- Born: 1929 Halifax, Nova Scotia, Canada
- Died: June 27, 2005
- Area(s): Cartoonist

= Owen McCarron =

Canadian cartoonist and publisher

Owen McCarron (1929 in Halifax, Nova Scotia – June 27, 2005) was a Canadian comics artist and publisher.

As a publisher, he was a prolific packager of promotional comic books. He also produced work for American comic book publishers, including Charlton Comics, DC Comics and Marvel.
He also created Louie the Lightning Bug for the Alabama Power Company in 1983.

==Career==
For thirty-two years McCarron worked for the Hallifax Herald Limited, publishers of The Chronicle-Herald and The Mail Star, which are distributed throughout the province of Nova Scotia. His "Fun and Games" puzzles entertained and delighted readers for over thirty-two years. McCarron pitched the same concept behind his original puzzles to his friend Marvel Comics publisher Stan Lee, who quickly approved the long-running strip, Marvel Fun And Games, and gave puzzlemaster McCarron free rein on the comic book series of the same name. He also self-published many comic books at his own expense, most were giveaways intended to entertain children during the 1960s and 1970s. McCarron was very easy-going, family-oriented, friendly, and was always ready to share his jokes and good-natured sense of humour. One of his relatives is the NHL hockey star, Sidney Crosby.

Despite living in Nova Scotia, McCarron managed to establish himself in the American comics scene. He drew, inked and coloured many war and western-themed stories for Charlton Comics, and later working for DC, before settling at Marvel Comics working on Ghost Rider, Spidey Super Stories, and other titles, including Marvel Fun and Games.

McCarron's reputation for speed and reliability made him one of Stan Lee’s go-to men for emergency work.

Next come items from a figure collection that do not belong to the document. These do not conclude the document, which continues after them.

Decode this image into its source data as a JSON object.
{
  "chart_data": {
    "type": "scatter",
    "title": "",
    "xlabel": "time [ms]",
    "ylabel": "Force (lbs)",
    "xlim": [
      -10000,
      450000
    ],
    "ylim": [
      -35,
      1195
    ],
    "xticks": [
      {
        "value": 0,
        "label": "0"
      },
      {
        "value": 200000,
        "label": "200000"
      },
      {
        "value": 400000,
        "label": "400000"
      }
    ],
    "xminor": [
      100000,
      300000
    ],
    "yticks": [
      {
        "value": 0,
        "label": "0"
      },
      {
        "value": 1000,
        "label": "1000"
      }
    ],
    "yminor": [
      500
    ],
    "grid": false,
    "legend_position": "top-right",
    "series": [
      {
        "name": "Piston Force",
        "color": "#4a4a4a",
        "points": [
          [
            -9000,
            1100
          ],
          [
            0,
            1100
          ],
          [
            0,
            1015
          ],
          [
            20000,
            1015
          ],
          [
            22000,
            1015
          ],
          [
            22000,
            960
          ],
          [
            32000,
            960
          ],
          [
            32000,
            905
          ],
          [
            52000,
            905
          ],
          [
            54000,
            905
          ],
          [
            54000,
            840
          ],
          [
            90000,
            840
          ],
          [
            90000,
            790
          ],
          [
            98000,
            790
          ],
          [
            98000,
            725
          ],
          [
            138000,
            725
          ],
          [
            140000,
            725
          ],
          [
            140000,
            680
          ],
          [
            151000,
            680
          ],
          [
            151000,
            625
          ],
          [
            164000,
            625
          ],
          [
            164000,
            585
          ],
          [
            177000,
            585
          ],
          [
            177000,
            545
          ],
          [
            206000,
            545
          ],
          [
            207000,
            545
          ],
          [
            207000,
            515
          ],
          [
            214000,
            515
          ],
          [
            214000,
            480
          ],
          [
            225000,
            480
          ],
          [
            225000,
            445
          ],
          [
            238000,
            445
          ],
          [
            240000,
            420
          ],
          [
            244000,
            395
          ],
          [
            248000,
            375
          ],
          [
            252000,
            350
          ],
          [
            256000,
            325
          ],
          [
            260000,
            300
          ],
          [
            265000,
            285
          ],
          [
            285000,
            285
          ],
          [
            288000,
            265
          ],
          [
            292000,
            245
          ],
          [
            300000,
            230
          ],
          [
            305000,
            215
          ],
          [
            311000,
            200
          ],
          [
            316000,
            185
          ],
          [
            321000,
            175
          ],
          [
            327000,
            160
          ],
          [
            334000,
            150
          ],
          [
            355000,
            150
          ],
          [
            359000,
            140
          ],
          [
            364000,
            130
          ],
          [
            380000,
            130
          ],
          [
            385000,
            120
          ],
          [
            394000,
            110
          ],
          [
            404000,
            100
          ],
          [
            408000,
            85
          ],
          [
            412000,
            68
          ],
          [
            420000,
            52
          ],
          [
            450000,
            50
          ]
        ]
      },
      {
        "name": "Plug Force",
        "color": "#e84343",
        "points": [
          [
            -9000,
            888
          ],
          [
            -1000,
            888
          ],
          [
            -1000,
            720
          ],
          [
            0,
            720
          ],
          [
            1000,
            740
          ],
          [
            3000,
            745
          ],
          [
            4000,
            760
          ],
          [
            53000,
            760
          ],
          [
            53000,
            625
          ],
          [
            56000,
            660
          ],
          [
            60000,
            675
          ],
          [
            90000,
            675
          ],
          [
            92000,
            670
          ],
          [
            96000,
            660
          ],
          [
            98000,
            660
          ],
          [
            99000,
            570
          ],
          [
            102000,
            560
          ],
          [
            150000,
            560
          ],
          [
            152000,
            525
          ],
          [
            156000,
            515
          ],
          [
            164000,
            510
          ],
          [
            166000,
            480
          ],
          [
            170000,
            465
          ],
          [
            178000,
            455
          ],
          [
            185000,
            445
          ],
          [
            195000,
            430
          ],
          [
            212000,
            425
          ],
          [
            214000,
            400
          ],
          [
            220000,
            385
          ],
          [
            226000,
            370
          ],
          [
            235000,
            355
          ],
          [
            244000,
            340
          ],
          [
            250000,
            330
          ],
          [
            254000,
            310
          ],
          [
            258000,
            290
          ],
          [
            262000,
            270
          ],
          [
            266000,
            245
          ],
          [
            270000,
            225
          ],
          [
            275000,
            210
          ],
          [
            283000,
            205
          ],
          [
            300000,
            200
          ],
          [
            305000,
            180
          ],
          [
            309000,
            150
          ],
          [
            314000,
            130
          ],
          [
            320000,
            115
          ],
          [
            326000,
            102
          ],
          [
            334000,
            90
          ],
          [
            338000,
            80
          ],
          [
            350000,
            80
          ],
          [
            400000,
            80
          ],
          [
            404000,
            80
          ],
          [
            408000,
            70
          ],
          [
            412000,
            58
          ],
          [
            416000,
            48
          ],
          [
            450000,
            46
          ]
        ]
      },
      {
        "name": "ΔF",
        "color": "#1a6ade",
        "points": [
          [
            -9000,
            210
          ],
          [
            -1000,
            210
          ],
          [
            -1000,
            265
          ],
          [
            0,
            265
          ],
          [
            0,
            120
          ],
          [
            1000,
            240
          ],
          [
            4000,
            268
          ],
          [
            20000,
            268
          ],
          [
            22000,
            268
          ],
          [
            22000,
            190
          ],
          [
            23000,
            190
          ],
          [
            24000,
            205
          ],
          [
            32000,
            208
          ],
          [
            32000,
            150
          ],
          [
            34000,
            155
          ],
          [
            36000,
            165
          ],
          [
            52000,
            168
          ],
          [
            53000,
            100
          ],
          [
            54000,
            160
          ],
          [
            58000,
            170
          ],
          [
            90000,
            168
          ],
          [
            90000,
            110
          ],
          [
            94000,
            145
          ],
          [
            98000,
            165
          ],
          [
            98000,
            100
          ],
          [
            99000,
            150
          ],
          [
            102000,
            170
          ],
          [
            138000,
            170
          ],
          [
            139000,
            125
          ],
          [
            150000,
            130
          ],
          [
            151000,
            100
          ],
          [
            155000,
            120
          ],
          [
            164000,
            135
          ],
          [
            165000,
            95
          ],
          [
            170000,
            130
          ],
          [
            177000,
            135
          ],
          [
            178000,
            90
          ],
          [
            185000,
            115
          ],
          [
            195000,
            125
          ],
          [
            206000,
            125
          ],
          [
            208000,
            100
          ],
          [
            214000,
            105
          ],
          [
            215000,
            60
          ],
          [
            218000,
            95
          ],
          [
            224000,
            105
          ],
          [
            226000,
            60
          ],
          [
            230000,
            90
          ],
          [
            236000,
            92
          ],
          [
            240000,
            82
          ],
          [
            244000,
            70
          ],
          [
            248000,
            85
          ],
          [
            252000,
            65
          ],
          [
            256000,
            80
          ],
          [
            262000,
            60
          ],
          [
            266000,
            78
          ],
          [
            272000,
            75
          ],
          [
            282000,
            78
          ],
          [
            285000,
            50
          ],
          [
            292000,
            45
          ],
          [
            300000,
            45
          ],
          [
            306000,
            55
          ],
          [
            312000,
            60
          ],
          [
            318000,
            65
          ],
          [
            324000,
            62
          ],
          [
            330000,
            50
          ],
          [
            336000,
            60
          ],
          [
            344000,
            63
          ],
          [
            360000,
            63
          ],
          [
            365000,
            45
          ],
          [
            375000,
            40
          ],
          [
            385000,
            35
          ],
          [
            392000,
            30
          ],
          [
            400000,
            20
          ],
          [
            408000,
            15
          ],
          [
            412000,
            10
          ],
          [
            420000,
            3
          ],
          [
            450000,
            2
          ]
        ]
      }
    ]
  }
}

In the early 1960s he had the opportunity to do a cover (never published) for a new Marvel comic called Spider-Man. That alternate take on the cover to The Amazing Spider-Man #10 remains with McCarron's family to this day.

Owen McCarron died in 2005. A productive storyteller and historian, McCarron was spotted just days before his death at his local library, hard at work on his next project. On December 6, 2017, twelve years after his death, the Halifax Herald published a cartoon he had drawn in anticipation of the 100th anniversary of the Halifax Explosion.

==Awards==
The walls of McCarron's home were festooned with countless gifts he'd received of signed original artwork, including some by Charles Schulz, Alex Raymond, and many others. There were also signed letters from President Ronald and Nancy Reagan as well as Bill Clinton, thanking Owen McCarron for his lifetime of comic art.

Among his numerous honours was a Nova Scotia Environment Award for advancing environmental concerns through perspective written stories from his various characters. In 2006, the year after his death, he was inducted into the Joe Shuster Award's Canadian Comic Book Creator Hall of Fame, which celebrates that achievements of landmark Canadian comics artists such as McCarron.

==Death==
McCarron died June 27, 2005, and was survived by his wife, Dorothy, four sons and a stepdaughter.